Abstract presented atr scientific sessions on the eve of the 25 th anniversary of PGIM
P R Wijesinghe, R De A. Senevirathne, R L Jayakody
Introduction: Self medication is practiced in all communities to varying degrees and information about it in Sri Lanka is scarce.
Objective: To describe the practice and predictors of self-medication in a selected urban and rural area.
Methods: A community-based cross sectional survey of 1800 adults, selected by stratified, multi-stage, probability proportional sampling procedure was carried out in Gampaha and Polonnaruwa districts. Medication use was modeled as a function of predisposing, enabling and need variables.

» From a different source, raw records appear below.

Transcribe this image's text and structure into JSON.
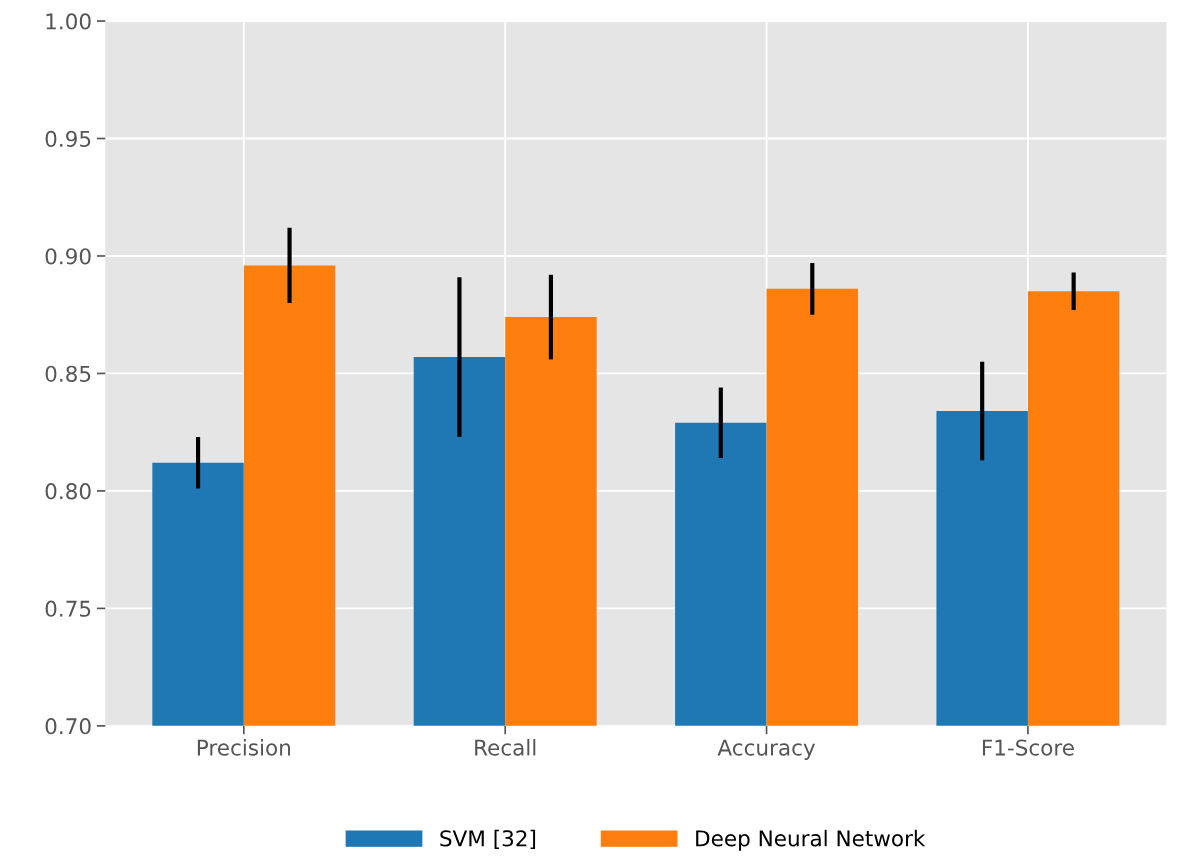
{
  "chart_data": {
    "type": "bar",
    "categories": [
      "Precision",
      "Recall",
      "Accuracy",
      "F1-Score"
    ],
    "series": [
      {
        "name": "SVM [32]",
        "color": "#1f77b4",
        "values": [
          0.812,
          0.857,
          0.829,
          0.834
        ],
        "errors": [
          0.011,
          0.034,
          0.015,
          0.021
        ]
      },
      {
        "name": "Deep Neural Network",
        "color": "#ff7f0e",
        "values": [
          0.896,
          0.874,
          0.886,
          0.885
        ],
        "errors": [
          0.016,
          0.018,
          0.011,
          0.008
        ]
      }
    ],
    "ylim": [
      0.7,
      1.0
    ],
    "yticks": [
      {
        "value": 0.7,
        "label": "0.70"
      },
      {
        "value": 0.75,
        "label": "0.75"
      },
      {
        "value": 0.8,
        "label": "0.80"
      },
      {
        "value": 0.85,
        "label": "0.85"
      },
      {
        "value": 0.9,
        "label": "0.90"
      },
      {
        "value": 0.95,
        "label": "0.95"
      },
      {
        "value": 1.0,
        "label": "1.00"
      }
    ],
    "grid": true,
    "legend": "bottom"
  }
}
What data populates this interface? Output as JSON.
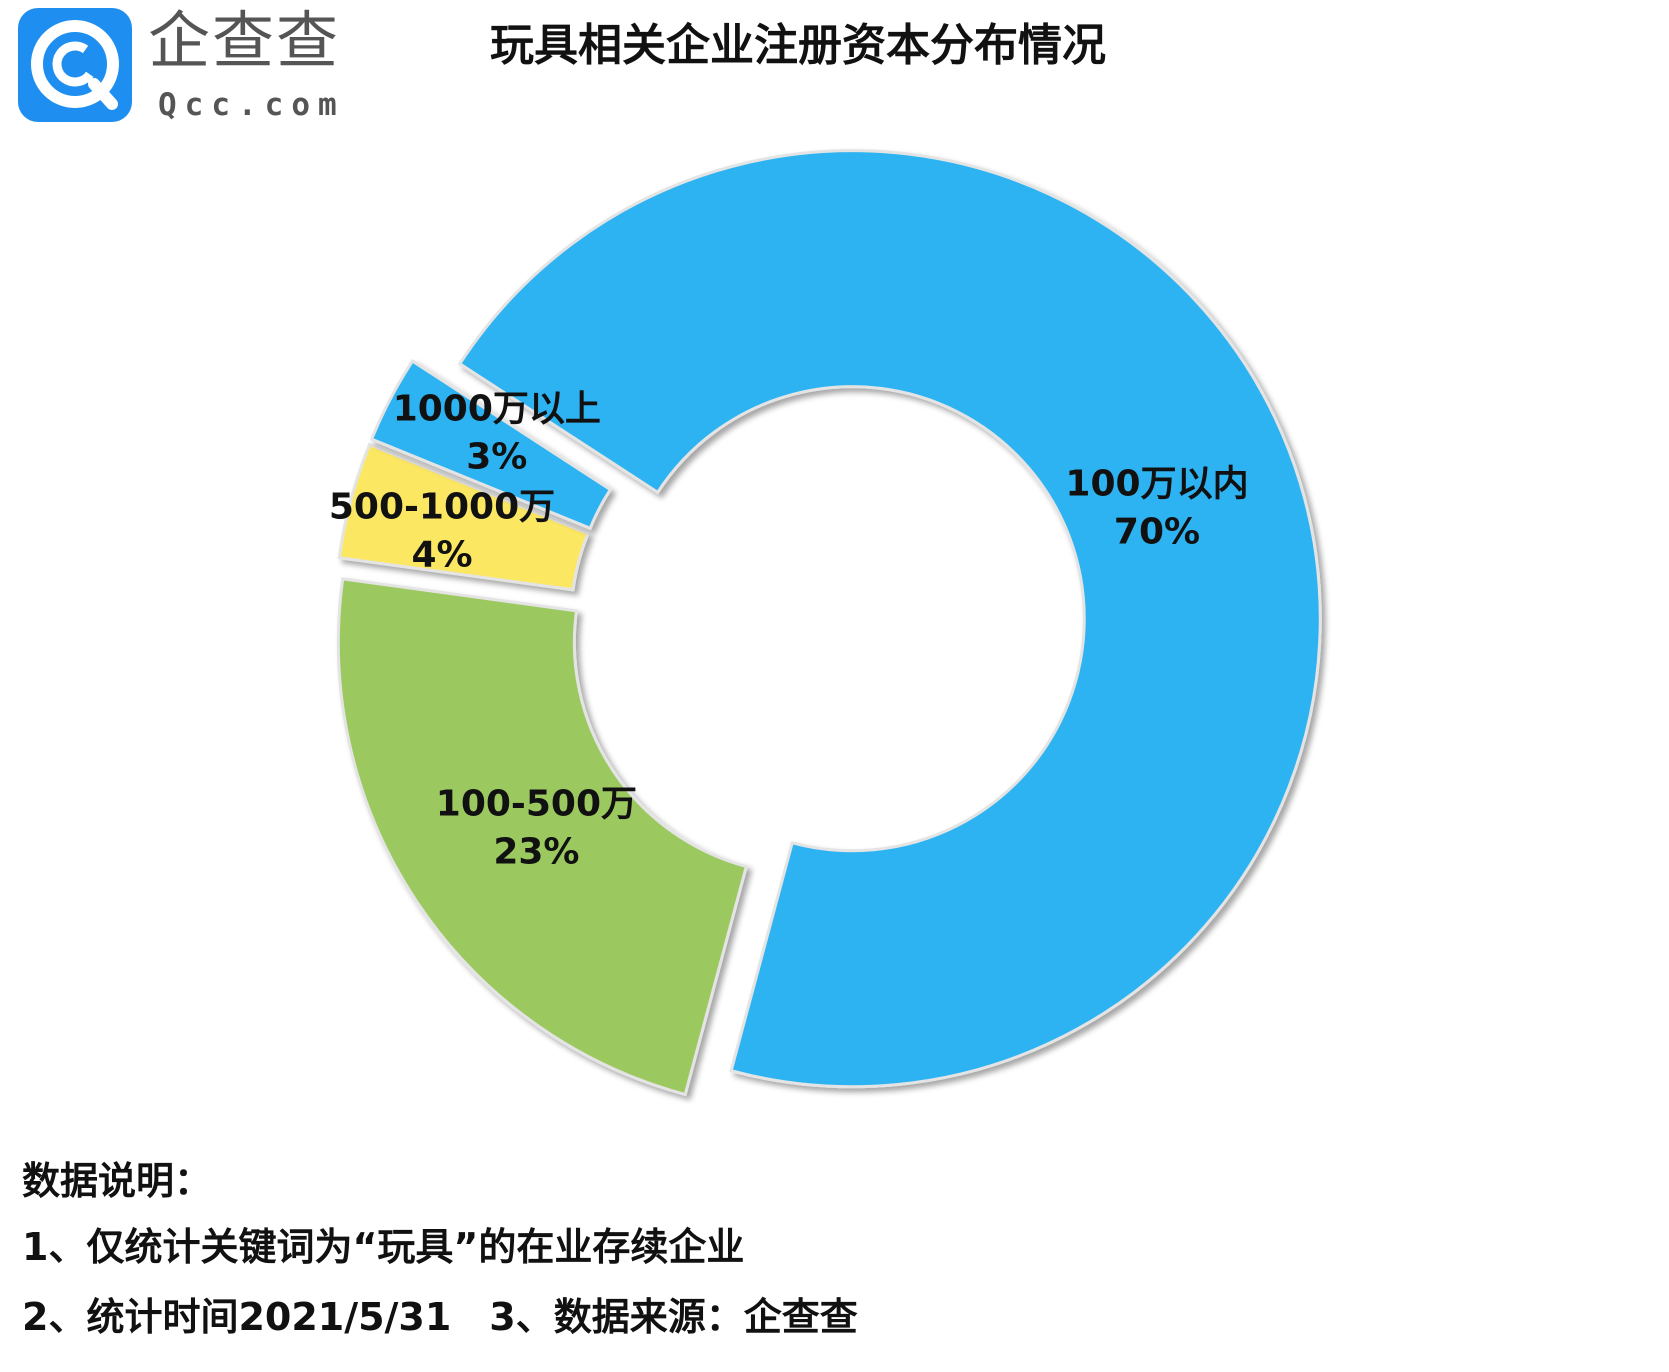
{
  "logo": {
    "name": "企查查",
    "domain": "Qcc.com",
    "tile_color": "#1e8ff0"
  },
  "chart_data": {
    "type": "pie",
    "style": "donut",
    "title": "玩具相关企业注册资本分布情况",
    "categories": [
      "100万以内",
      "100-500万",
      "500-1000万",
      "1000万以上"
    ],
    "values": [
      70,
      23,
      4,
      3
    ],
    "labels": [
      "70%",
      "23%",
      "4%",
      "3%"
    ],
    "colors": [
      "#2db3f2",
      "#9cc95e",
      "#fbe762",
      "#2db3f2"
    ],
    "legend": "none"
  },
  "notes": {
    "heading": "数据说明：",
    "line1": "1、仅统计关键词为“玩具”的在业存续企业",
    "line2": "2、统计时间2021/5/31　3、数据来源：企查查"
  }
}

Results: Self-medication was practiced by 12.2% urban and 7.9% rural adults (p<0.05). A majority had self medicated for acute onset conditions of short duration (urban-58%; rural-67%) and conditions perceived as non severe (urban-55%; rural-64%).
Fewer number of symptoms, perceived low acceptability of services and being a member of a small household emerged as significant predictors of self-medication in the urban sector. Inability to afford medical care, perceived higher technical competence of the pharmacy staff and fewer number of symptoms were significant predictors in the rural sector.
Conclusion: Prevalence of self medication, which is higher in the urban sector, is lower than the estimates reported for developed countries. Adults self medicate mainly for conditions of acute onset, short duration and less severity. Although medical services are available, poor acceptability of services prompted urban individuals to self medicate. Inability to afford medical services and perceived higher technical competence of pharmacy staff prompted rural individuals to self-medicate.